Regarding Catholics in the pew, I wouldn't be surprised if the figure was 10% committed and 90% fuzzy, but perhaps it is 20% after all.
So to look at young Catholics and find that 20% at that tender age are serious about their religion is very good news. You would think from the article that things were falling apart.
Nope, that's the way it is. Just be sure you're in the 20% group before it's too late.
link
One of the main results of the new survey was to confirm and reinforce earlier findings that younger adult Catholics tend to have a looser, more tenuous relationship with the church than their older counterparts. The younger Catholics are less likely to accept church teachings on issues of sex and marriage or to consider the church's teaching role important in such matters, for example, and they are less likely to attend Mass regularly or to consider Mass attendance important for being a good Catholic.
"The long-term trend in the level of Catholics' commitment to the institutional church from 1987 to 2005 was moderately downward, and, on the basis of generational differences, we can predict a continued downward drift in the future," the study says.
This is always where the experts sound like know-nothings. "we can prediect".. oh sure. I'm betting they never sat in a pew for weeks on end and tried to make sense of their situation. But they do know how to draw a line on a graph and predict demise. This compared to Jesus' promise that there would never be demise.
"As long as they believe in God, Jesus' incarnation and resurrection and Mary as the mother of God and as long as they do whatever they can to love their neighbor, they do not feel obliged to attend Mass every week, go to confession every year, or even marry in the church," it adds.
"Many young adults feel they were never taught the basic truths of the Catholic faith. ... They do not understand their faith enough to explain it to their children," it says.

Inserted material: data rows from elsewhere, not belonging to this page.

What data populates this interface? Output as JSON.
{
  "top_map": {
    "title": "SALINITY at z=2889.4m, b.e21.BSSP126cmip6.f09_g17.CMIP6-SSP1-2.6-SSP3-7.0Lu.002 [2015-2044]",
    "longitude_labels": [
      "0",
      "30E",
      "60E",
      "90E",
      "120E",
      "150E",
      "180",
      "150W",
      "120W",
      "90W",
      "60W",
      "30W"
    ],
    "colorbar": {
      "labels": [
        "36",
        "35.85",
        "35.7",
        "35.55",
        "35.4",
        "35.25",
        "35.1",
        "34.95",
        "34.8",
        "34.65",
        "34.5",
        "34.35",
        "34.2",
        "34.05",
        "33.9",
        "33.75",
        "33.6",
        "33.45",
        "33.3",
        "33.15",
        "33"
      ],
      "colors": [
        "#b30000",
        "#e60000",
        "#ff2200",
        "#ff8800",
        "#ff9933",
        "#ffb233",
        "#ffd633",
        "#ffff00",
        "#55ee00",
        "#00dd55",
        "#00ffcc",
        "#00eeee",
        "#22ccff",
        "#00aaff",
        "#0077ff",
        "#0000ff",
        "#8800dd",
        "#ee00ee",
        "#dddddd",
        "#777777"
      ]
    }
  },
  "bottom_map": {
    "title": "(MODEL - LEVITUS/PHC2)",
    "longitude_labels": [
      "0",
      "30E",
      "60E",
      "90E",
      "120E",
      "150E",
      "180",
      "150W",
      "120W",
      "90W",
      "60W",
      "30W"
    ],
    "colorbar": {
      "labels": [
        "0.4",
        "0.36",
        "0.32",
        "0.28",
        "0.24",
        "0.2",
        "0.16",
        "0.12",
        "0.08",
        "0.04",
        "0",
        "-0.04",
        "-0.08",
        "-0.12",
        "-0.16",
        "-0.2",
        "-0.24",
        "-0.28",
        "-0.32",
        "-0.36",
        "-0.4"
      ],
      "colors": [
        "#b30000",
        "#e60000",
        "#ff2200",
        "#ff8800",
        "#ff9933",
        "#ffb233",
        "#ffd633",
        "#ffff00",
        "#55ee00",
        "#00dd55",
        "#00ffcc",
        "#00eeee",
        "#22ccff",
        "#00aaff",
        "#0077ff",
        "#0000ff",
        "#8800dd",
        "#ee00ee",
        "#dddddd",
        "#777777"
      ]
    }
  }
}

"Other young adults are troubled by the discrepancy between church teachings on sexual and reproductive issues and their own views on topics such as artificial birth control, abortion, homosexuality and the ordination of women and married men," it says.
"It is unlikely that the church will change its views on these issues any time soon," it adds. "Nor are ... Catholics (in the generations born 1960-78 or since 1978) likely to change their views. Thus, young adults -- more than older Catholics -- are faced with participating in an institution that does not reflect their worldview. The church also is confronted with ministering to young adults who disagree with many of its policies and practices. ... These tensions pose serious problems for both young adults and the church."

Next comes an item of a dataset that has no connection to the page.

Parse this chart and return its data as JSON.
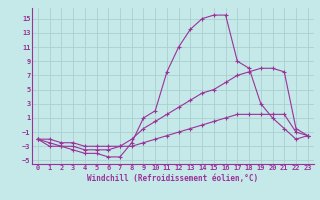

Yes sure. These tensions are what life's all about. Nothing new here, or ever.
In one recent survey "just over half of American Catholics said that young adults' lack of participation in the church is a serious problem," the 205-page book says. That concern was reflected not just by older Catholics, but even by nearly half of the younger adult Catholics surveyed, it says.
D'Antonio and Hoge are fellows of the Life Cycle Institute of The Catholic University of America, Davidson teaches sociology at Purdue University and Gautier is a senior research associate at the Center for Applied Research in the Apostolate at Georgetown University.
The new book is titled American Catholics Today: New Realities of Their Faith and Their Church. It was co-authored by William V. D'Antonio, James D. Davidson, Dean R. Hoge and Mary L. Gautier.
The new book... I think now we can guess why the survey tries to be controversial. Book sales.
"A sizable minority of young adults are very spiritual and highly religious," it says. "As Colleen Carroll has shown in her book, 'The New Faithful,' a sizable number of young adults -- we estimate about 20 percent – attend Mass and go to Communion regularly, go to confession occasionally, think of themselves as 'orthodox' Christians and read the Scriptures whenever they can. ... They see themselves as the future of the church and are quite naturally offended when others describe young adults as the problem."
Despite that minority, the evidence suggests that most young adults "are only loosely tethered to the church," it says.
Despite that 'minority'. Thank goodness for that constant minority.